昨日取り上げた伊賀鉄道200系電車ですが、この形式の現行稼動編成は「忍者列車」を名乗って活躍しているだけあり、目を引く派手な車体ラッピングだけでなく、車内も忍者列車らしく手を加えられたものとなっているのが特徴です。
しかしながら「忍者列車」への改装に当たって加えられた装飾を除くと、伊賀鉄道の路線条件に適応した運賃箱収受式ワンマン運転(整理券方式)への対応が目立ち、新たに設置された運賃表示器が、JRのワンマン列車や路線バスで広く用いられているモノとはやや異なる雰囲気なのは気になったものですが、比較的東急時代の雰囲気が強く残っていると言えます。

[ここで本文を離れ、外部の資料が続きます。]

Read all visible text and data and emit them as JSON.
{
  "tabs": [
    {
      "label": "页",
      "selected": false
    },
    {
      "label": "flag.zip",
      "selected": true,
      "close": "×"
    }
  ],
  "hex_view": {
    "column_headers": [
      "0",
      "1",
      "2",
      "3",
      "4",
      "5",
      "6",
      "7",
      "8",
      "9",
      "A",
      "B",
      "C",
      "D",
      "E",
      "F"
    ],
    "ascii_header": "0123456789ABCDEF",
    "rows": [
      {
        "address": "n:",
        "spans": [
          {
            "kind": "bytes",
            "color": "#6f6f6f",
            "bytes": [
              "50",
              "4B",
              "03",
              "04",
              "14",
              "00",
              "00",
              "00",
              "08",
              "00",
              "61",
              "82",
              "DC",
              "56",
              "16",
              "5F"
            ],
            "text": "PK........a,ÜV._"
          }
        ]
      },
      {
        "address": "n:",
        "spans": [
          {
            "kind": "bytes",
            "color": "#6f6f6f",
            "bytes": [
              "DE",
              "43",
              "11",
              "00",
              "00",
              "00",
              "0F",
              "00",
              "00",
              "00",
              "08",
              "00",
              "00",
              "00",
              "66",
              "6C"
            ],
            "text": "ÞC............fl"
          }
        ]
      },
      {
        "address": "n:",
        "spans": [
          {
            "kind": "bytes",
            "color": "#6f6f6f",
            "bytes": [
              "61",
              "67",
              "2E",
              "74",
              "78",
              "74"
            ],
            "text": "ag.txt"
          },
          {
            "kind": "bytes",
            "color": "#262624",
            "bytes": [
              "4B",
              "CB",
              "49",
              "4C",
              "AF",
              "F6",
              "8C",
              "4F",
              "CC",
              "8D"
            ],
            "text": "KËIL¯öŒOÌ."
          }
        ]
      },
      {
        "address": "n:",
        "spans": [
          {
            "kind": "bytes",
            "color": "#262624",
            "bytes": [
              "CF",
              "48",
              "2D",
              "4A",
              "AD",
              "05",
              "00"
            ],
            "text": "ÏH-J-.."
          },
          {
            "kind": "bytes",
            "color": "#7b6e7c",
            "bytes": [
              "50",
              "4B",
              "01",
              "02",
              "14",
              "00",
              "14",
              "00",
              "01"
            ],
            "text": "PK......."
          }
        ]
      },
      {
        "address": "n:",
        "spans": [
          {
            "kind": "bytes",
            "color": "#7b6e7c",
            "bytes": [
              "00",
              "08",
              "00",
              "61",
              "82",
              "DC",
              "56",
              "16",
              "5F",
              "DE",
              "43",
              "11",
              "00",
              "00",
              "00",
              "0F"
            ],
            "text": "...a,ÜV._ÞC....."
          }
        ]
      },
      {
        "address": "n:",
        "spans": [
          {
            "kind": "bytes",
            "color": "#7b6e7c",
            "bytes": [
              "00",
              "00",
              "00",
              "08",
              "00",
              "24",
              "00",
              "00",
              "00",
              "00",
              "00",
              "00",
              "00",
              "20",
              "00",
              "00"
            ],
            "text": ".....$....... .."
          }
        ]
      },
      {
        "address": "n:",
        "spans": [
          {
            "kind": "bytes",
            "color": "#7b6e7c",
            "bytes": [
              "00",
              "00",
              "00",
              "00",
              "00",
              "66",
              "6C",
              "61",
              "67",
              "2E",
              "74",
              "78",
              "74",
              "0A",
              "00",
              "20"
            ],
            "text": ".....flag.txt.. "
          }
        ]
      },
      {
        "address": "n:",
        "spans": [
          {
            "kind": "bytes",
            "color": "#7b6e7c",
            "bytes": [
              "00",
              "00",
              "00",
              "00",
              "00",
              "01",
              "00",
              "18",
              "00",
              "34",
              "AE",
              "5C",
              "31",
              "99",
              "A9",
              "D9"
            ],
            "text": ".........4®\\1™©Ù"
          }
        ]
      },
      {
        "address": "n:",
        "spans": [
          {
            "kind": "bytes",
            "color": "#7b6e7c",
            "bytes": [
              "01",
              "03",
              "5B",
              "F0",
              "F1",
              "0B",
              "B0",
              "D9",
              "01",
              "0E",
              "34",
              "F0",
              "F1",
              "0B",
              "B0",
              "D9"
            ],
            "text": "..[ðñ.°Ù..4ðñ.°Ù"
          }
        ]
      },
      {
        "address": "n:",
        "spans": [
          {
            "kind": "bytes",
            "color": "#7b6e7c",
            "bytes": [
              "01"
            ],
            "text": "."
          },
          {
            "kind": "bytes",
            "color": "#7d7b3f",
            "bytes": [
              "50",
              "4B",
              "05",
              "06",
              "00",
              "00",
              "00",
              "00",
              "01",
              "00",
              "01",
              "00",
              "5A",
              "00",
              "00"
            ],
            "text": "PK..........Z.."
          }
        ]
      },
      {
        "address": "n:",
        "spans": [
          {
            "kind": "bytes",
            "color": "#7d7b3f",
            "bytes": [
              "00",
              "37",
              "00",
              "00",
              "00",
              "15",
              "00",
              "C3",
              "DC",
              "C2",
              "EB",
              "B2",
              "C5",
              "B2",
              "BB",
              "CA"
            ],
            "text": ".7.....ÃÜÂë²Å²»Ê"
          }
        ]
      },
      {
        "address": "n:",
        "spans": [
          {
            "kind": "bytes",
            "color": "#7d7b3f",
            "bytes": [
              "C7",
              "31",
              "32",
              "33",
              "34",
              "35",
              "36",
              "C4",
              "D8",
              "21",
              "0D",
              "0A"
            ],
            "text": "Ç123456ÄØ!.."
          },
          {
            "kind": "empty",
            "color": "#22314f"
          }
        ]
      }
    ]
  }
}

車内の化粧板やロングシートの座席モケット、床材をはじめ、実質的に近鉄の1支線と言っても過言ではない路線にも関わらず、東急線で用いられているドアステッカーまでそのまま使用されている程です。
そのため日頃乗り慣れた首都圏の電車に乗車しているかと錯覚してしまう程で、遠方の電車に乗車していると言う感触は乏しいと感じたものですが、伊賀神戸(Iga-Kanbe)で伊賀鉄道から近鉄電車に乗り換えた際には、こちらは如何にも関西の電車と言う雰囲気が強いものですので、物凄いギャップを感じたものでした。
しかしながら首都圏の電車に乗車しているかと錯覚しそうな200系も、一部座席がクロスシートに取り替えられており、この点は東急時代とは大きく異なると言えます。
近年東急線から地方私鉄へ譲渡された車両の中では、一部座席がクロスシートに取り替えられた事例として、系列の伊豆急行へ譲渡された8000系電車の事例もあります。
伊豆急では関東の西武鉄道で特急車の座席交換に伴って発生した余剰品を活用しているのに対し、伊賀鉄道は一応三重県とはいえ実質的に関西の一部と言っても過言ではない事もあるのか、こちらは京阪電車の9000系オールロングシート化に伴って発生した座席を取り付けています。
この座席が取り付けられたのは、たまたま車両譲渡と座席放出のタイミングが重なっただけなのか、それとも関西同士という事も関連しているのかは分かりませんが、如何にも首都圏の電車と言う雰囲気が強い200系電車においても、関西の電車と言う事を感じさせる数少ない部分と言えます。
とはいえ京阪9000系電車の座席モケットはさほど年数を経ていない割には退色が激しく、同種の座席・モケットを採用した京阪京津線の地下鉄直通用電車(800系)も、後に座席モケットが交換されている程です。
そのため伊賀鉄道で京阪9000系の座席を再用するに当たっても、モケットは既設のロングシートに合わせたオレンジ1色のモノに交換され、意外と京阪電車の発生品と言う雰囲気はしないものですが、これに加えて警笛が近鉄タイプに改められているなど、見た目は如何にも関東風の電車ながらも、乗ってみると首都圏と関西の大手私鉄を融合した印象を受けたものでした。
伊賀鉄道では今後も200系電車を導入し、老朽化が進む既存の860系電車を順次取り替える計画となっていますが、今後も同仕様で登場するのか、また異なる仕様で登場する事になるのかも気になる所ですが、「MAKIKYUのページ」をご覧の皆様も興味がありましたら、是非一度伊賀鉄道の新鋭・200系電車に乗車してみては如何でしょうか?